The situation has sparked frustration among both locals and tourists. Complaints have grown louder about the crowded conditions, lack of amenities, and commercialization of public spaces, with some visitors branding their trips as disappointing or even exploitative. In 2022, a grassroots movement called Movimenti Graffiti took direct action, removing sunbeds and deckchairs from the island to protest the privatization of natural spaces for profit. Their goal was to reclaim Comino for the public and to protect its environment from further damage.
While Comino has long been a scenic backdrop in blockbuster films like Troy and The Count of Monte Cristo, its true fame skyrocketed in the age of Instagram. The island’s photogenic quality has led to a boom in visitors chasing the perfect shot, often at the expense of the very serenity they came to experience. This explosion of attention has placed the island at a crossroads, forcing both policymakers and conservationists to rethink how to manage its popularity sustainably.
This year marks a significant shift, as the Maltese government introduces a daily visitor cap, limiting tour boat arrivals to 5,000 people — half the previous number. It’s a move welcomed by environmental advocates and locals alike, although many argue it’s just the beginning. BirdLife Malta’s CEO, Mark Sultana, emphasized the need for a comprehensive sustainability strategy, suggesting a ticketed system to control daily numbers more effectively and ensure the island’s long-term preservation.
Similar measures are being adopted across the Mediterranean, from Venice’s tourist taxes to Athens’ limits on Acropolis visitors, as governments respond to growing concerns about overtourism.

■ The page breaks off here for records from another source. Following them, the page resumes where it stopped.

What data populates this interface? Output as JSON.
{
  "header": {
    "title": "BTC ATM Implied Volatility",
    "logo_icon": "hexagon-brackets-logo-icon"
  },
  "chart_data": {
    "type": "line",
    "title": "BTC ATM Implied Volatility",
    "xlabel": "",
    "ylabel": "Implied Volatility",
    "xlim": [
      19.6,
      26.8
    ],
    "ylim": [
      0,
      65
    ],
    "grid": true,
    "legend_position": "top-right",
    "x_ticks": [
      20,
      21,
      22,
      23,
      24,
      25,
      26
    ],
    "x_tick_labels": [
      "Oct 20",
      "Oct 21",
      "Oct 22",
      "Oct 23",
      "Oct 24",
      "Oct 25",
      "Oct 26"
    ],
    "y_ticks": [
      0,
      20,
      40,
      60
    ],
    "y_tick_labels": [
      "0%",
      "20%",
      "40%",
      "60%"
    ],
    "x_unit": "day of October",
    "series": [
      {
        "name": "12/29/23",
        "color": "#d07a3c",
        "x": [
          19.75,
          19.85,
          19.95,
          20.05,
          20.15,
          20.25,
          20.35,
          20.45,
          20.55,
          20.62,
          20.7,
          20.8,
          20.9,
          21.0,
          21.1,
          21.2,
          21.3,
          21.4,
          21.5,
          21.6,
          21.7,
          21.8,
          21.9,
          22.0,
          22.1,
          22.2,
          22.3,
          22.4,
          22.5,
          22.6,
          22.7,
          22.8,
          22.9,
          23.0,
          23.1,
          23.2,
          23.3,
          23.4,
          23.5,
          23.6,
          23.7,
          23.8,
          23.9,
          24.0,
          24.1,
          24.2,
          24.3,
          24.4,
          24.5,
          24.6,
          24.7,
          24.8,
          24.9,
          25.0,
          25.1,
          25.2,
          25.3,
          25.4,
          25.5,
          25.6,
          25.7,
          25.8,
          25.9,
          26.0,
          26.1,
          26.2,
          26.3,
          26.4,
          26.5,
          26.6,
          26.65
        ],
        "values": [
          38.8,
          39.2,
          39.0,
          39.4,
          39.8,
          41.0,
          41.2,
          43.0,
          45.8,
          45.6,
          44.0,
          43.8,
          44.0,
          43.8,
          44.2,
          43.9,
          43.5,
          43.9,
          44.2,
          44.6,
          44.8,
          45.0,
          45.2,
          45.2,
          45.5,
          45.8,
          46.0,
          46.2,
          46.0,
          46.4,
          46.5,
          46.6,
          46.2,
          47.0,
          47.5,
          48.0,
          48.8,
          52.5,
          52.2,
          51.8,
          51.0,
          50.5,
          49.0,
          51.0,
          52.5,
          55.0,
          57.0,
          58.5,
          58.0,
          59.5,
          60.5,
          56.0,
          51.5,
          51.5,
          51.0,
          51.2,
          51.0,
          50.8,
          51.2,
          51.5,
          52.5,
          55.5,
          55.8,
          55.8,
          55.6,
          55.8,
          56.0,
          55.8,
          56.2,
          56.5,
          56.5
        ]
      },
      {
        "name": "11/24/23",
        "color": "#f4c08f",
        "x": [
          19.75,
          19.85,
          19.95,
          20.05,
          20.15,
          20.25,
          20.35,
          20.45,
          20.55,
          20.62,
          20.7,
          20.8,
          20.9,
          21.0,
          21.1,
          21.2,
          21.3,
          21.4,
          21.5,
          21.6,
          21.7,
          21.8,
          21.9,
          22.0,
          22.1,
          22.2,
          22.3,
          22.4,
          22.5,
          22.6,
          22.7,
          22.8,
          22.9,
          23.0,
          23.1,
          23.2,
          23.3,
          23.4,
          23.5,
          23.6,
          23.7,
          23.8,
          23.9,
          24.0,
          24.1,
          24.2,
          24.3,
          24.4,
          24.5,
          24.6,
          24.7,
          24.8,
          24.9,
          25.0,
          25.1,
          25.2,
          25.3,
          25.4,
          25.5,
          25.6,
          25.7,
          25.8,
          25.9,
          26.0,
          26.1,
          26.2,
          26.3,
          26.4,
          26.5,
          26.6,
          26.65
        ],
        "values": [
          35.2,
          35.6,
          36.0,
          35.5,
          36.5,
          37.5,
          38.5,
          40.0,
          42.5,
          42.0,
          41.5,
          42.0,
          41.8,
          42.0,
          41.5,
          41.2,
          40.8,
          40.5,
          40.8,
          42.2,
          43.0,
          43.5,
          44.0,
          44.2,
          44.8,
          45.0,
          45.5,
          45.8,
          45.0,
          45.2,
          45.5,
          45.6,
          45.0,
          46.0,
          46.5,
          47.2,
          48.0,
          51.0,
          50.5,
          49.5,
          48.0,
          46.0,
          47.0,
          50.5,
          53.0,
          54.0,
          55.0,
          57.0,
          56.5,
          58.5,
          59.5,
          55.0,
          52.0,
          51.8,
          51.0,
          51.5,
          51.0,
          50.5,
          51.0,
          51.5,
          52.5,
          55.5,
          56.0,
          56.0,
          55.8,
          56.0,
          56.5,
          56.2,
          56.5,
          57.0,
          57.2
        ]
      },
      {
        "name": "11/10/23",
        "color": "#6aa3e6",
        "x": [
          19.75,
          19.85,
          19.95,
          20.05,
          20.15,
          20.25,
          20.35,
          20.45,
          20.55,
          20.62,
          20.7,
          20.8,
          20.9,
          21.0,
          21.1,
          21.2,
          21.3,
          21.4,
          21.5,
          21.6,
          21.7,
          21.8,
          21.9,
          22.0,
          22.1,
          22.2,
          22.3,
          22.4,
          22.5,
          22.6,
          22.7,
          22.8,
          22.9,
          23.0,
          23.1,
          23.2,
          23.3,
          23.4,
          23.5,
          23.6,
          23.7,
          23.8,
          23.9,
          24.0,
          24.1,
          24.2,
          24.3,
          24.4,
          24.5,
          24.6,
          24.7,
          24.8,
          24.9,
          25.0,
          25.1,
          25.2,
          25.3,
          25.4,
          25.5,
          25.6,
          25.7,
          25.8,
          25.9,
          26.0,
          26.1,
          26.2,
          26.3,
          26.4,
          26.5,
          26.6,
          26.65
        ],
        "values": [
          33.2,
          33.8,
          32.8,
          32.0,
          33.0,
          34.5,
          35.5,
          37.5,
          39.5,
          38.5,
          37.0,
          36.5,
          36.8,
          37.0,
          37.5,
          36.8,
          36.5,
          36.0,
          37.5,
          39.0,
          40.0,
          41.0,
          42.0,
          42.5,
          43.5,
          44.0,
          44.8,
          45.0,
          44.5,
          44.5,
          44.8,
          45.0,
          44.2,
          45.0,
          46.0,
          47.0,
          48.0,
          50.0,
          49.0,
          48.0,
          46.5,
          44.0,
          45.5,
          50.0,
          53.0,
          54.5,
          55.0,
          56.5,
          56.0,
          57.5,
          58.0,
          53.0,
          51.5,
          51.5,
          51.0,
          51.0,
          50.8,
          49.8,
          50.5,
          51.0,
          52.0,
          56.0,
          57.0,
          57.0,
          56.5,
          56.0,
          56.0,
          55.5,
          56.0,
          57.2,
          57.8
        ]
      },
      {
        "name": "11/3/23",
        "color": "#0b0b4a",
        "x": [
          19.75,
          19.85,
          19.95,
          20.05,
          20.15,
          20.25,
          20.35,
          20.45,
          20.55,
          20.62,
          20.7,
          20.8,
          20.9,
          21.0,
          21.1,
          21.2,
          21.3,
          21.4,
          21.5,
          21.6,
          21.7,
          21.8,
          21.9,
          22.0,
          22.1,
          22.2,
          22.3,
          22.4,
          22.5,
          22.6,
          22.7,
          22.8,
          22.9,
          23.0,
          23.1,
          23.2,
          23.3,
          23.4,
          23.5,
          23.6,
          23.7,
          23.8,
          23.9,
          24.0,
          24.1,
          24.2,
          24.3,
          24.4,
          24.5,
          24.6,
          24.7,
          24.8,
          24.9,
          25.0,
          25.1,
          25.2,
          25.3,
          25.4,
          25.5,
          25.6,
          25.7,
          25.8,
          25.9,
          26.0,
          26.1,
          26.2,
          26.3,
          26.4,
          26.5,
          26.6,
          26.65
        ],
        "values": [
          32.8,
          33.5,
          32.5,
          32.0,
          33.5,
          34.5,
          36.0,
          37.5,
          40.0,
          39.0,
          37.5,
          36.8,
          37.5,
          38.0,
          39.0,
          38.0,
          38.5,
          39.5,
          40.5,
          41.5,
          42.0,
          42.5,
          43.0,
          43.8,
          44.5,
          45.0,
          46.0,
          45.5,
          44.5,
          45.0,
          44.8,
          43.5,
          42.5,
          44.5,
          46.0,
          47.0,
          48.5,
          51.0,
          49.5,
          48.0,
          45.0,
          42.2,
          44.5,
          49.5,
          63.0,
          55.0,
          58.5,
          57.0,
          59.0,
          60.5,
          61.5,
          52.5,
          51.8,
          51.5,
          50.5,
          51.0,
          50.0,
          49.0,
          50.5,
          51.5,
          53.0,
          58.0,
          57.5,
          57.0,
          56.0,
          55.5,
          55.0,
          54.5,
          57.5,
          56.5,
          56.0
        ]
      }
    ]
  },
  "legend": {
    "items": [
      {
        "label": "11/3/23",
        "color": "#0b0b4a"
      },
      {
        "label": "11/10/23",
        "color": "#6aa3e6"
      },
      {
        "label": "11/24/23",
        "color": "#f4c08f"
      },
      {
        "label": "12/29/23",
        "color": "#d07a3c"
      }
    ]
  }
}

On Comino, hopes are high that these new policies will restore a sense of balance. Tour guide Joanne Gatt, who frequently hears from disillusioned visitors, believes the visitor cap could help revive the island’s appeal and protect it for future generations.
Comino’s story is a cautionary tale of how unregulated tourism can strain even the most beautiful places. Whether this tiny island can reclaim its former tranquility remains to be seen, but the collective efforts now underway offer a glimmer of hope. In the struggle between paradise and “hell on Earth,” Comino may yet find a second chance.